6. The Flavor Finder
This guy could be also be named “The Bullshitter.” His ability to identify flavors – many of which were not intentionally added to the brew – borders on paranormal. He’ll sniff at the settling head of an IPA and make verbal note of the subtle wafts of “raspberry, turmeric, and waffle batter.” He’ll take a sip and, swirling his tongue around his mouth, ask if you noticed the way the hops created “a dirty, rusty flavor” but “in a good way” then point out how the finish is like “molten cashews, cooked over a fire of pine needles and Brazilian rosewood.” The dude will claim to taste things humans can’t physically taste, like passion and eccentricity. If he is really tasting all of this stuff, there might be something really, really wrong with his tongue. Or maybe he’s about to have a stroke. No one knows.
7. The Beer Snob
Everyone knows one of these guys, the person not just happy to crack and pour and drink his beer, that guy who cannot control the urge to explain why the beers he drinks are vastly superior to the beers you drink. He’d never be caught dead with something less than 9.5% ABV, somehow equating alcohol content to quality. If it’s not a double or triple or Imperial version, he won’t even consider drinking it, as it is clearly below his refined tastes and standards. He spends his free time on BeerAdvocate and RateBeer writing short, overly-harsh and condescending reviews, always adding the note, “it’s no Old Rasputin” to the end of each. No one really likes this guy, but he thinks he’s doing the beer-drinking community a favor by ranting about the “impurity of large scale brewing” whenever he can.
8. The Beer Snob Snob
This guy has gotten all meta and is snobby about how snobby the beer snobs snob. He is the counter-culture backlash against the condescension that permeates the beer world, falling back on non-craft beers with lots of folk lore, like Pabst Blue Ribbon and National Bohemian. He wears square rimmed glasses, porkpie hats, and too-tight pants.
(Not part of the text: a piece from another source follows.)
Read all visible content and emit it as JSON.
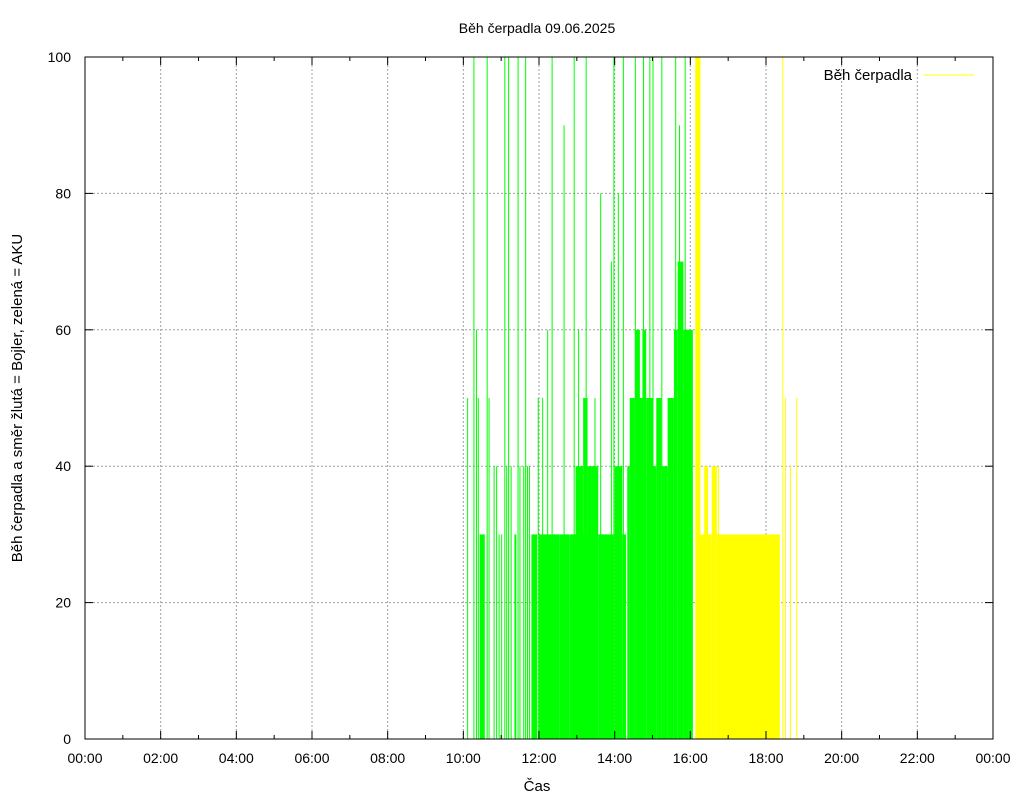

This guy isn’t actually into beer for the sake of the beer, he just really, really likes to annoy people and say the word “irony” a lot. As soon as good beer isn’t cool anymore, it won’t be cool to like bad beer, which means it won’t be ironic to like any beer at all, and this guy will fade into mismatched, dub-step thumping obscurity.
9. The Comparer
This guy can’t help but compare the beer he’s currently drinking to every other beer he’s ever drunk. The first words out of his mouth after a virgin sip of a new (to him) brew, are always, “Hmm, this reminds me of…” It’s his mission to compile a mental database of every beer ever, to create connections between breweries, to be a walking, talking reference encyclopedia of craft beer. He’s actually great to have around if you’re trying to find new beers of a certain style to try, but otherwise his incessant obsession with categorization and beer hierarchy make him tough to hang out with. Never, ever, under any circumstance, unless you need to kill two or three hours, ask this guy what his favorite beer is. Trust me on that one.
10. The Brewbie
The new guy! The excited guy! The guy who just tried his first Stone Ruination IPA and just can’t stop talking about it! A new craft beer fan is born in the maternity wards of brewpubs every Friday night. This guy is usually overly enthusiastic, recommending every person try every beer ever, even if they’re underage, not a beer fan, or not even a human. He’ll go on about how IPAs are his favorite, no ambers, no pilsners, no stouts, no IPAs again; drunk on the new breadth of styles and flavors he’s just discovered, and also the beer itself. This guy tends to drink too much out of excitement, not realizing that his new beau is a good 2 or 3 or 5% ABV higher than the stuff he was drinking in college. No one gets mad when he gets a little out of hand though. His zeal and excitement remind us of ourselves when we first took a sip of that beer that turned casual drinker into enthusiast, and turned beer into art.